Setelah menampilkan band pembuka, lampu panggung masih remang. Lampu hias kecil berkedip-kedip. Setelah master of ceremonies omong-omong demi menghibur penonton agar tidak garing, maka, waktu yang ditunggu-tunggu pun telah tiba.
"Kita panggilkan, Pusakata!"
Beberapa personil band, dengan alat musiknya masing-masing telah bersiap. Ia pun berada di tengah panggung, dengan gitar andalannya, yang body-nya transparan. Kali ini ia memakai pakaian serba hitam. Rambutnya lebih gondrong dan dibiarkan terburai, kadang menutupi mata, dan sedikit tambun.
Jika di Payung Teduh lebih folk, natural, dan ritmis, di Pusakata, Mohammad Istiqamah Djamad atau kerap disapa Is, tampil lebih berani dan sekejap, warna musiknya sungguh berbeda. Ada pop/jazz dan petikan gitar folk, terkesan lebih ceria. Tapi, liriknya tetap nuansa Is.
Tampil di Universitas Balikpapan, Sabtu, (28/9/2019), ditengah-tengah konsernya, ia menyapa penonton yang mayoritas para mahasiswa.
"Hidup Mahasiswa!"
Serempak, penonton membalas, "Hidup mahasiswa!" sambil mengepalkan tangan kiri, sebuah simbol perlawanan dan perjuangan mahasiswa.
Melihat fenomena apa yang telah dilakukan gerakan mahasiswa saat ini, adalah sebagai bukti otentik bahwa mahasiswa itu tetap ada sebagai penyambung suara rakyat. Tukang protes kebijakan pemerintah yang tak masuk akal itu, adalah kewajiban para mahasiswa.
"Jika kalian diam, berarti tidak berguna bagi bangsa ini. Sebaik-baik makhluk (manusia), dialah yang bermanfaat bagi bangsa ini," lanjutnya, disambut tepukan penonton.
Bahkan, ada satu lagu yang saya lupa apa judulnya, yang lirik dan lagunya dibuat oleh Is. Katanya, lagu ini cocok dipakai untuk berorasi di jalan dan sebagai bentuk representasi kegelisahan mahasiswa dan politik yang amburadul itu. Saat itu juga ia mengganti gitarnya dengan gitar elektrik warna merah.
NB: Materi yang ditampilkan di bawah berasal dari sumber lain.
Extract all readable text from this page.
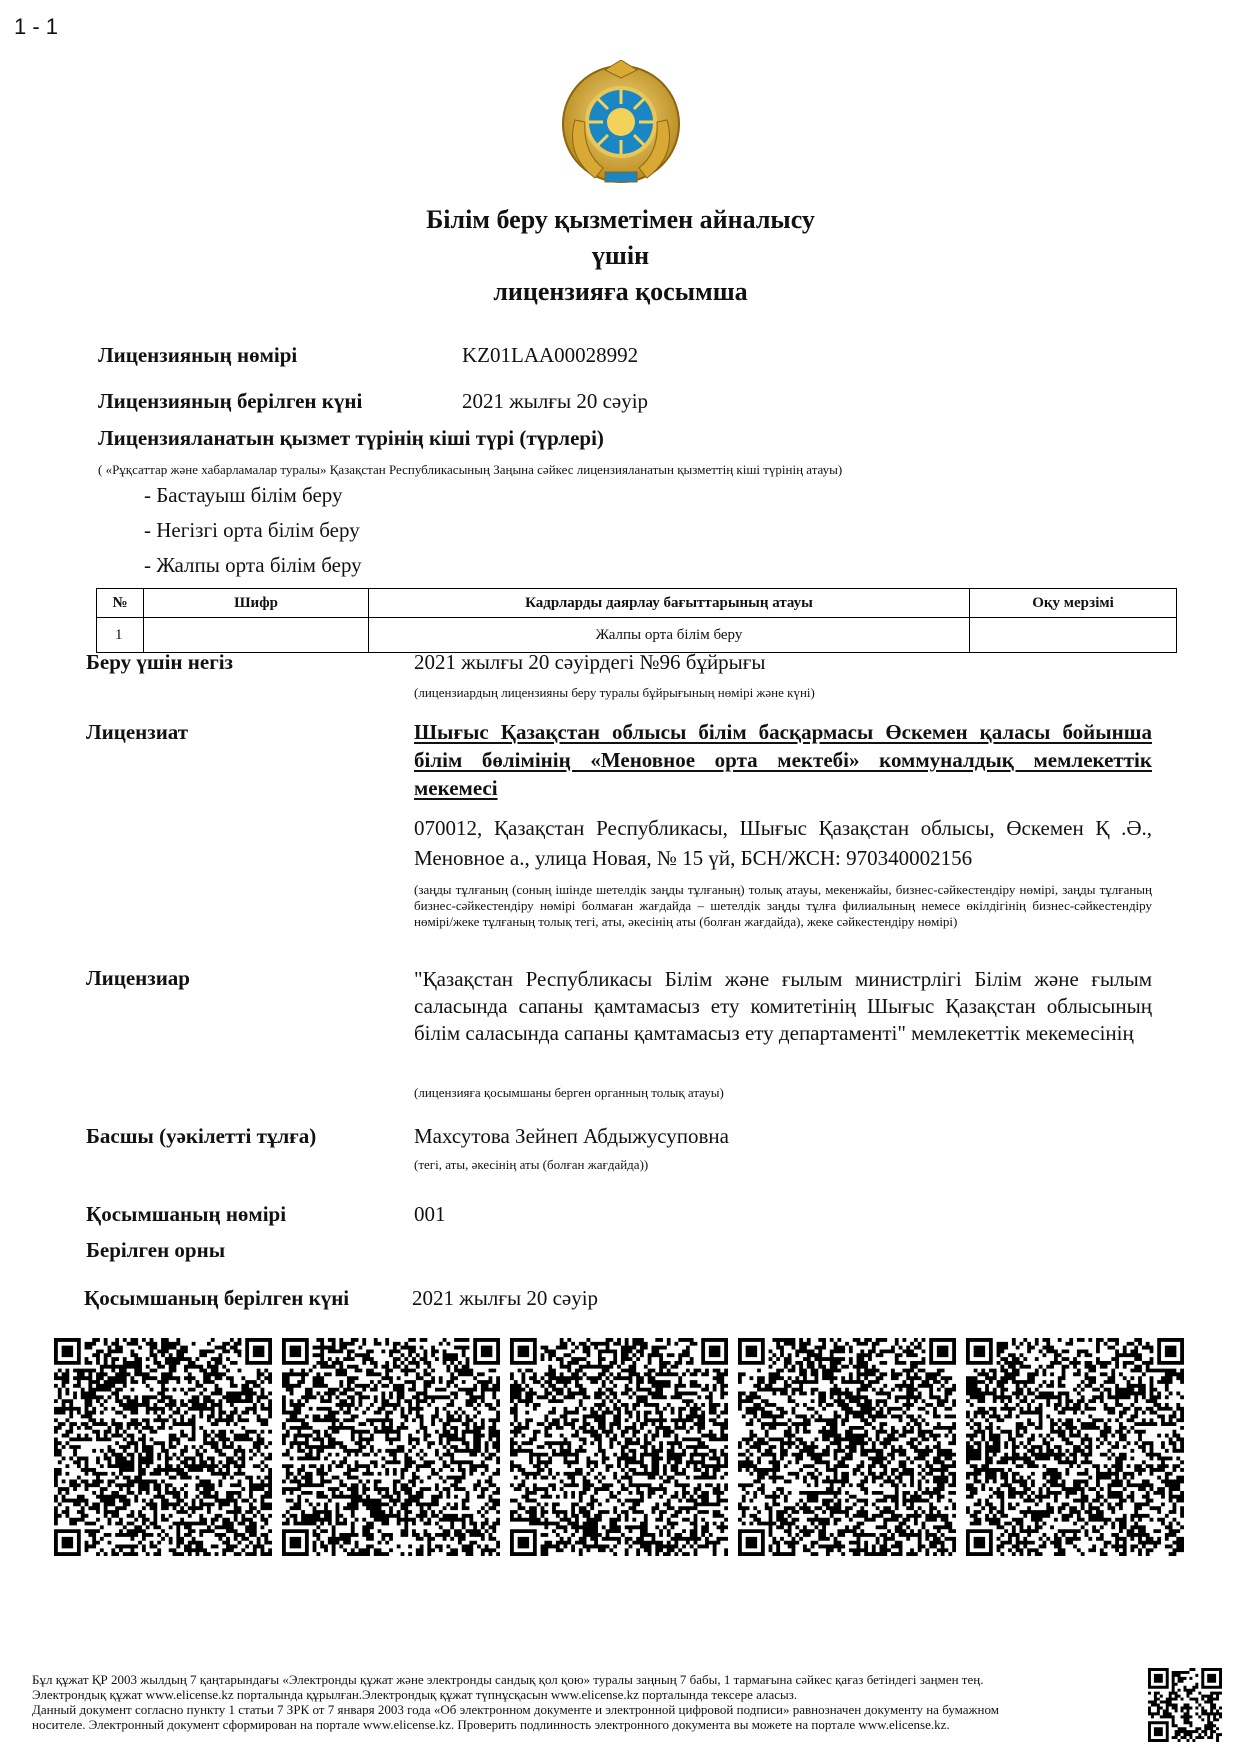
1 - 1
Білім беру қызметімен айналысу
үшін
лицензияға қосымша
Лицензияның нөмірі	KZ01LAA00028992
Лицензияның берілген күні	2021 жылғы 20 сәуір
Лицензияланатын қызмет түрінің кіші түрі (түрлері)
( «Рұқсаттар және хабарламалар туралы» Қазақстан Республикасының Заңына сәйкес лицензияланатын қызметтің кіші түрінің атауы)
- Бастауыш білім беру
- Негізгі орта білім беру
- Жалпы орта білім беру
№	Шифр	Кадрларды даярлау бағыттарының атауы	Оқу мерзімі
1		Жалпы орта білім беру	
Беру үшін негіз	2021 жылғы 20 сәуірдегі №96 бұйрығы
(лицензиардың лицензияны беру туралы бұйрығының нөмірі және күні)
Лицензиат	Шығыс Қазақстан облысы білім басқармасы Өскемен қаласы бойынша білім бөлімінің «Меновное орта мектебі» коммуналдық мемлекеттік мекемесі
070012, Қазақстан Республикасы, Шығыс Қазақстан облысы, Өскемен Қ .Ә., Меновное а., улица Новая, № 15 үй, БСН/ЖСН: 970340002156
(заңды тұлғаның (соның ішінде шетелдік заңды тұлғаның) толық атауы, мекенжайы, бизнес-сәйкестендіру нөмірі, заңды тұлғаның бизнес-сәйкестендіру нөмірі болмаған жағдайда – шетелдік заңды тұлға филиалының немесе өкілдігінің бизнес-сәйкестендіру нөмірі/жеке тұлғаның толық тегі, аты, әкесінің аты (болған жағдайда), жеке сәйкестендіру нөмірі)
Лицензиар	"Қазақстан Республикасы Білім және ғылым министрлігі Білім және ғылым саласында сапаны қамтамасыз ету комитетінің Шығыс Қазақстан облысының білім саласында сапаны қамтамасыз ету департаменті" мемлекеттік мекемесінің
(лицензияға қосымшаны берген органның толық атауы)
Басшы (уәкілетті тұлға)	Махсутова Зейнеп Абдыжусуповна
(тегі, аты, әкесінің аты (болған жағдайда))
Қосымшаның нөмірі	001
Берілген орны
Қосымшаның берілген күні	2021 жылғы 20 сәуір
Бұл құжат ҚР 2003 жылдың 7 қаңтарындағы «Электронды құжат және электронды сандық қол қою» туралы заңның 7 бабы, 1 тармағына сәйкес қағаз бетіндегі заңмен тең.
Электрондық құжат www.elicense.kz порталында құрылған.Электрондық құжат түпнұсқасын www.elicense.kz порталында тексере аласыз.
Данный документ согласно пункту 1 статьи 7 ЗРК от 7 января 2003 года «Об электронном документе и электронной цифровой подписи» равнозначен документу на бумажном
носителе. Электронный документ сформирован на портале www.elicense.kz. Проверить подлинность электронного документа вы можете на портале www.elicense.kz.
Rambutnya yang diikat, dilepas, lalu di biarkan terburai.
"Lagu ini saya buat ketika heboh-hebohnya pemilihan Presiden. Bisa dipakai di jalan untuk berorasi. Lagu ini aku ciptakan untuk pemuda yang berguna untuk bangsa ini."
Nuansa "Payung Teduh" benar-benar hilang. Is dengan bandnya tampil nge-rock. Bahkan ada bagian-bagian tertentu yang membuatnya nge-lead. Tapi tetap, walau nge-rock-nya bagaimana, kebersahajaan masih terdengar pada suara Is.
Setelah tidak terikat kontrak dengan Payung Teduh, sejak 31 Desember 2018, lantaran menurut Is, visinya dalam bermusik sudah sangat berbeda dan tak ada perselisihan yang besar, seperti ketidakharmonisan di internal atau kasus-kasus kontroversial yang membuat wartawan gosip selalu mencari-cari setiap kesalahan individu demi meningkatkan jumlah oplah atau rating media daring.
Intinya satu, hanya perbedaan cara pandang bagaimana menjalankan Payung Teduh.
Namun, tidak menutup kemungkinan bahwa perjalanan karier bermusiknya Is tidak lepas dari Payung Teduh, band yang ia buat bersama Comi (basist Payung Tedung) di tahun 2007 dan jadi hits berkat lirik-liriknya yang lebih puitis dan terasa akrab di telinga. Maka dari itu, dipenampilannya ini, ia membawakan tiga lagu hits Payung Teduh, Berdua Saja, Angin Pujaan Hujan dan penutup, "Akad". Biar bagaimanpun, ia tetap rendah hati.
"Tanggung jawab aku untuk membawakan lagu-lagu itu. Membawakan album yang paling laku di tahun 2018 lalu. Dan aku berterima kasih pada Payung Teduh karena dari itu, bisa sampai menafkahi keluarga, tetap anak saya," jelasnya, di tengah-tengah menyapa penonton.
"Biar dibilang apa, yakan," ungkap salah satu penonton dengan logat khas Balikpapan, yang mem-video penampilan Pusakata di instastory pribadinya. Ya, biar dibilang apa, yakan.